Fitness trackers and wearables present a different dimension of the problem: continuous, longitudinal health monitoring generating streams of data about sleep, heart rate, activity level, stress indicators, and reproductive cycles. Fitbit's 2021 acquisition by Google raised immediate concerns from privacy advocates, since Google's advertising business now had direct access to biometric data from millions of wearable users. Google's privacy policy permits it to use Fitbit health and wellness data across its products for purposes including advertising, though users can opt out of some uses.

A 2020 study published in JAMA Network Open found that 19 of 24 popular health apps shared user data with third parties, and that the most common recipients were Google (in 79% of apps), Facebook (in 46% of apps), and various analytics companies. For wearable companion apps specifically, the data shared typically included not just activity counts but sleep duration and quality, heart rate variability, and GPS movement patterns — a remarkably complete picture of daily health and behavior. Research into AI-powered wearable health monitoring continues to expand what these devices can infer about health status, making the data they generate more valuable — and more sensitive — every year.

What You Can Actually Do

Evaluate Apps Before You Share

Before entering sensitive health information into any consumer app, investigate its data practices. The Mozilla Foundation's Privacy Not Included guide rates popular apps on privacy. Exodus Privacy (exodus-privacy.eu.org) lets you scan Android apps to see which tracking SDKs they contain. Read the privacy policy with specific attention to: whether the app distinguishes between "sharing" and "selling" data (both move data to third parties), who the named third-party partners are, what "de-identified" sharing actually means in the policy's definitions, and whether you have any meaningful opt-out rights.
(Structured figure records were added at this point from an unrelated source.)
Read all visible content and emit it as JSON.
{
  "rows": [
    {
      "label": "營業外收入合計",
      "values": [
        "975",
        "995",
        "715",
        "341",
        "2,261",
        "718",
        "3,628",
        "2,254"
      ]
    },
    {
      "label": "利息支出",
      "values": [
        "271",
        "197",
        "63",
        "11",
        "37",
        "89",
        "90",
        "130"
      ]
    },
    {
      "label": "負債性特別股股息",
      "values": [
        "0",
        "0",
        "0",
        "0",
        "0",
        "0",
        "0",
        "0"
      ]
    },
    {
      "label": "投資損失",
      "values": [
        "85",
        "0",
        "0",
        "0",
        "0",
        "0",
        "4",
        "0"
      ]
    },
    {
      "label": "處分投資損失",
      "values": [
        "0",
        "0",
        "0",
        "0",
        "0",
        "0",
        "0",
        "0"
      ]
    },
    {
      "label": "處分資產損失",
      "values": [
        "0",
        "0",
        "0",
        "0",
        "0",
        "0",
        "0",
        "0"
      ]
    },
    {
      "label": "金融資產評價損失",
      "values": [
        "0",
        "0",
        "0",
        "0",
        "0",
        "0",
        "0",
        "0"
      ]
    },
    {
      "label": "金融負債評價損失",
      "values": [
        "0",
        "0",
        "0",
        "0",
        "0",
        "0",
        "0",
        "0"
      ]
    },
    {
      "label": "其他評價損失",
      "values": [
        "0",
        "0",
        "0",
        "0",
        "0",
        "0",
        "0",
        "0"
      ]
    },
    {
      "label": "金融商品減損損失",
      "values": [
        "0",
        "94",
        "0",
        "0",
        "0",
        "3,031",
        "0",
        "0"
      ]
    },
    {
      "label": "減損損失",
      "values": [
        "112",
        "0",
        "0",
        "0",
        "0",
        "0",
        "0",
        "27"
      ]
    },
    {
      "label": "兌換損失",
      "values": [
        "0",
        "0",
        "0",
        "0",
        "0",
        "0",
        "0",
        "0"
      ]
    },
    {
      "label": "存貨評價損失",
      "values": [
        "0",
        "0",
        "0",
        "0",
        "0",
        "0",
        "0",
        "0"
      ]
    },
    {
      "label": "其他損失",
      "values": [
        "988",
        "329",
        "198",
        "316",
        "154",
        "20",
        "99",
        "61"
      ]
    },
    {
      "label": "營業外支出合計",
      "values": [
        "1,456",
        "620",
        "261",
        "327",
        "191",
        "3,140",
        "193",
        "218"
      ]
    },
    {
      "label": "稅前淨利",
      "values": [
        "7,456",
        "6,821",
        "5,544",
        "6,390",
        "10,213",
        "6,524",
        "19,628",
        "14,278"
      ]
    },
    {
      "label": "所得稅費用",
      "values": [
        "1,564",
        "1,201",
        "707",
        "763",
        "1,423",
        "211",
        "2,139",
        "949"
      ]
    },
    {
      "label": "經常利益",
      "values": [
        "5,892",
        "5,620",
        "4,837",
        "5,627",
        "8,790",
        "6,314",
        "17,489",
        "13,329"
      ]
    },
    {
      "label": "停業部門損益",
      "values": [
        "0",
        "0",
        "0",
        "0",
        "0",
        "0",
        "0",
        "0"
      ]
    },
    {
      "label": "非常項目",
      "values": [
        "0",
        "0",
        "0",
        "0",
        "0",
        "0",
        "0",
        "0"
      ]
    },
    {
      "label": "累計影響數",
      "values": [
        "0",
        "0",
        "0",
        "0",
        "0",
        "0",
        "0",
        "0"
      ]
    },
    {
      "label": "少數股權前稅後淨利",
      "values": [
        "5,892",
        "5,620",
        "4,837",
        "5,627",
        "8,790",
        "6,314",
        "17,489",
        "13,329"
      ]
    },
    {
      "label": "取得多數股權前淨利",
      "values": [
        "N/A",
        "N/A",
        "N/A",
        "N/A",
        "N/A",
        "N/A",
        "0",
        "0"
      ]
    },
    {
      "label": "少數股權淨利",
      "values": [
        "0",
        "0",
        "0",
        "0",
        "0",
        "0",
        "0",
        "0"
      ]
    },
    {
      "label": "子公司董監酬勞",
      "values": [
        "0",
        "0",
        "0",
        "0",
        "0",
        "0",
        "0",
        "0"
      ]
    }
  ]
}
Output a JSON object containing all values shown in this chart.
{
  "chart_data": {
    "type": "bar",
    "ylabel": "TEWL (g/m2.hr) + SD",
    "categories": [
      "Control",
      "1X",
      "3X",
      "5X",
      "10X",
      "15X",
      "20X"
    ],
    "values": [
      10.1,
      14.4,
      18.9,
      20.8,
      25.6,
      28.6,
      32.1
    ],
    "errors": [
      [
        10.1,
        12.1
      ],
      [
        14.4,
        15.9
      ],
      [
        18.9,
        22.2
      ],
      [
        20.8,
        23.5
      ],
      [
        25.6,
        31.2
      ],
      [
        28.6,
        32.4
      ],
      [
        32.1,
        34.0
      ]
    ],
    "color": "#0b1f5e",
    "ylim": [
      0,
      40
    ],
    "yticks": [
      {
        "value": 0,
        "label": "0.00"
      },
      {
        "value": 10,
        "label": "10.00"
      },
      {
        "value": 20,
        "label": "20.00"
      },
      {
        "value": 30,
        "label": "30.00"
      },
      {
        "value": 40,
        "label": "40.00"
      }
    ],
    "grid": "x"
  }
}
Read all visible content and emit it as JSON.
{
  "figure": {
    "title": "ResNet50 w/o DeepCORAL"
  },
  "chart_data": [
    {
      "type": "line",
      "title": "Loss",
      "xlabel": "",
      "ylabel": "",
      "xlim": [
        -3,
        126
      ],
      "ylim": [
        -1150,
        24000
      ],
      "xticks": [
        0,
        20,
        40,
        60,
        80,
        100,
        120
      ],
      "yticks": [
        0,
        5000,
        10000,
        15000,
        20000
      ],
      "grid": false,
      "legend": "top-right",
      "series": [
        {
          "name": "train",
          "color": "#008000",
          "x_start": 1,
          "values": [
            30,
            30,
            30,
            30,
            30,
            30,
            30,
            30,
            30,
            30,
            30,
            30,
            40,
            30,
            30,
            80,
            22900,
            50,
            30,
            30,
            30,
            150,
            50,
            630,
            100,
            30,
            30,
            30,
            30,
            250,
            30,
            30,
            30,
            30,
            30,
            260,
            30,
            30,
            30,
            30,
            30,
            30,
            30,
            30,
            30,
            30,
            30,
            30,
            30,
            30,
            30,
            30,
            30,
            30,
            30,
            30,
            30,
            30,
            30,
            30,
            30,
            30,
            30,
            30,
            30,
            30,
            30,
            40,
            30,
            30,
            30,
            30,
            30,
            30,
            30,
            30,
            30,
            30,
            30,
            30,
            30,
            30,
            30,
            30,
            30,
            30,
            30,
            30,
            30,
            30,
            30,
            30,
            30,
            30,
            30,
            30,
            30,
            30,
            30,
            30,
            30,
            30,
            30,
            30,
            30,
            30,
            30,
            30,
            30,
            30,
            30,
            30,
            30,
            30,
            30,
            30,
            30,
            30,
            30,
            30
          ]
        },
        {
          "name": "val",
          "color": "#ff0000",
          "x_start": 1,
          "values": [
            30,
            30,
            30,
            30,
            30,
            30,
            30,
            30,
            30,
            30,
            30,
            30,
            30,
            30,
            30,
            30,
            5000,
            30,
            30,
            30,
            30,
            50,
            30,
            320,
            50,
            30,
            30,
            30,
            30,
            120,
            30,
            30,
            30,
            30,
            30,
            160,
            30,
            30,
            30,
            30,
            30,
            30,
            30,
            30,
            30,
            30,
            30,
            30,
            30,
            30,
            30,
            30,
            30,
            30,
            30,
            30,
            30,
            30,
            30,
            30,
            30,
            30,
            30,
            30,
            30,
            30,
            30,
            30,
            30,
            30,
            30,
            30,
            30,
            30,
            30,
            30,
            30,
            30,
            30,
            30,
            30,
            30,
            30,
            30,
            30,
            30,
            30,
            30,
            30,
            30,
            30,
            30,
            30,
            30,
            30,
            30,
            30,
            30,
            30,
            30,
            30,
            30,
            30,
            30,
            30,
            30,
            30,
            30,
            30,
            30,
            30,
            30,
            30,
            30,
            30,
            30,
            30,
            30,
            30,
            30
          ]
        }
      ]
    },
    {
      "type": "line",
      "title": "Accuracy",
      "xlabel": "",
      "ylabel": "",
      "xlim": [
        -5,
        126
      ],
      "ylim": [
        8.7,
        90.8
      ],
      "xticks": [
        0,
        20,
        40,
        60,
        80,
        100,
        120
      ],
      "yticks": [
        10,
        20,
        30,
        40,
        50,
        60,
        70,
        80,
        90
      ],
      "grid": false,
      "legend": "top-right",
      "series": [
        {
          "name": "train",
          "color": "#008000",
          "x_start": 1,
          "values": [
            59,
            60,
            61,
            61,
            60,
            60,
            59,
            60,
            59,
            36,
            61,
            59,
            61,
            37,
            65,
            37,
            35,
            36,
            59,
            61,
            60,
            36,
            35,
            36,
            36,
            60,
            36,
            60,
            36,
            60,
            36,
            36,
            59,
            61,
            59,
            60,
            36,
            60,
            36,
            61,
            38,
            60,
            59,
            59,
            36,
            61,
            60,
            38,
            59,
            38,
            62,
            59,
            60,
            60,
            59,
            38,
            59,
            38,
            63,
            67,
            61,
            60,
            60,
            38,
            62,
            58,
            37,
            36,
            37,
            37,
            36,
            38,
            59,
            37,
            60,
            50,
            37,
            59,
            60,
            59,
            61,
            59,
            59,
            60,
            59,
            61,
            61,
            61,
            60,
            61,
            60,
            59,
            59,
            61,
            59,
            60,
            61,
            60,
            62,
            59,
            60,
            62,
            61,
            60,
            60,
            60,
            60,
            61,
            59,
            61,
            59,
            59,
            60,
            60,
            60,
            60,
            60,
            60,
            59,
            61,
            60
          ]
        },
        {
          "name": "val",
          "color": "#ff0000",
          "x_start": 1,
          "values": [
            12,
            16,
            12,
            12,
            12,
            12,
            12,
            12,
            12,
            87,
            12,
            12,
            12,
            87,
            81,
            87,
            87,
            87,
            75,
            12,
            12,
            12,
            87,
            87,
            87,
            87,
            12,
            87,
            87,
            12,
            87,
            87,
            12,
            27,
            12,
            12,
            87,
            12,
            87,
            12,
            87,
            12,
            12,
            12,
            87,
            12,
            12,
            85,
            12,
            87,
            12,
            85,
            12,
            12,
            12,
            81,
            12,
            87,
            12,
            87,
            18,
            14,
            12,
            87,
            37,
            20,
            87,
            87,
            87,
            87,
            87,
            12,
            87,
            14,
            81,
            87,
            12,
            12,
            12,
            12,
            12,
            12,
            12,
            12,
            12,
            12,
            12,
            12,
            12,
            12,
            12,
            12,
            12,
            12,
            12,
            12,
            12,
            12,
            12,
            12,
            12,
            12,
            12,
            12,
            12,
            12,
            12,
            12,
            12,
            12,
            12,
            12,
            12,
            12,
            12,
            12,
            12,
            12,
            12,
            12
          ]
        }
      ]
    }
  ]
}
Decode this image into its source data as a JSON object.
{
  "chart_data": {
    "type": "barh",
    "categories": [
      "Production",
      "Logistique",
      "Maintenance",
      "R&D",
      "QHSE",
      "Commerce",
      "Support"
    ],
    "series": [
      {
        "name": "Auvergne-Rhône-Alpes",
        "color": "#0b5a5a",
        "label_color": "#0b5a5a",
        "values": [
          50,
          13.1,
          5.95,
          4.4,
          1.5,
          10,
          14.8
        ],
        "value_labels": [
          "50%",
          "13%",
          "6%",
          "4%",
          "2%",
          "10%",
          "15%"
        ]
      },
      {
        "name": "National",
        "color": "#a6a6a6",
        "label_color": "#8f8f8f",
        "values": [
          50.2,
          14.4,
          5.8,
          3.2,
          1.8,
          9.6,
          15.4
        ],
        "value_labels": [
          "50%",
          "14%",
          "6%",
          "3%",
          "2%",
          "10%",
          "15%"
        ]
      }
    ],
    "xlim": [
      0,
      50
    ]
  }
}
Use System-Level Privacy Controls

Both iOS and Android have strengthened privacy controls that limit what apps can access and transmit. On iOS, disable tracking via Settings > Privacy & Security > Tracking, and review app permissions under Privacy & Security for location, health, contacts, and microphone. On Android, use the Privacy Dashboard (Android 12+) to see which apps accessed sensitive permissions in the previous 24 hours. Deny location access to health apps that don't require it for their core function. Disable background app refresh for apps that don't need it, which reduces the data collection window.

Prefer On-Device and Federated Alternatives

An emerging category of health apps processes data entirely on-device, meaning sensitive information never leaves your phone and cannot be transmitted to third parties. Apple's Health app stores data locally and requires explicit permission for third-party apps to read it. Research into federated learning in healthcare is enabling AI models to improve on aggregated insights without individual data ever leaving the device. When evaluating health apps, look for explicit statements about on-device processing, end-to-end encryption, and no third-party SDK integration — and treat the absence of these features as a warning sign rather than the norm.

The deeper issue is that consumer health apps have been built on a business model that treats user data as the product rather than the service. Until that business model changes — through regulation, competitive pressure from privacy-respecting alternatives, or informed consumer demand — the incentive structure that produces these data sales will remain. Understanding who owns your health data, who can access it, and what legal frameworks apply is not a technical curiosity. It is a prerequisite for making informed decisions about your own medical privacy.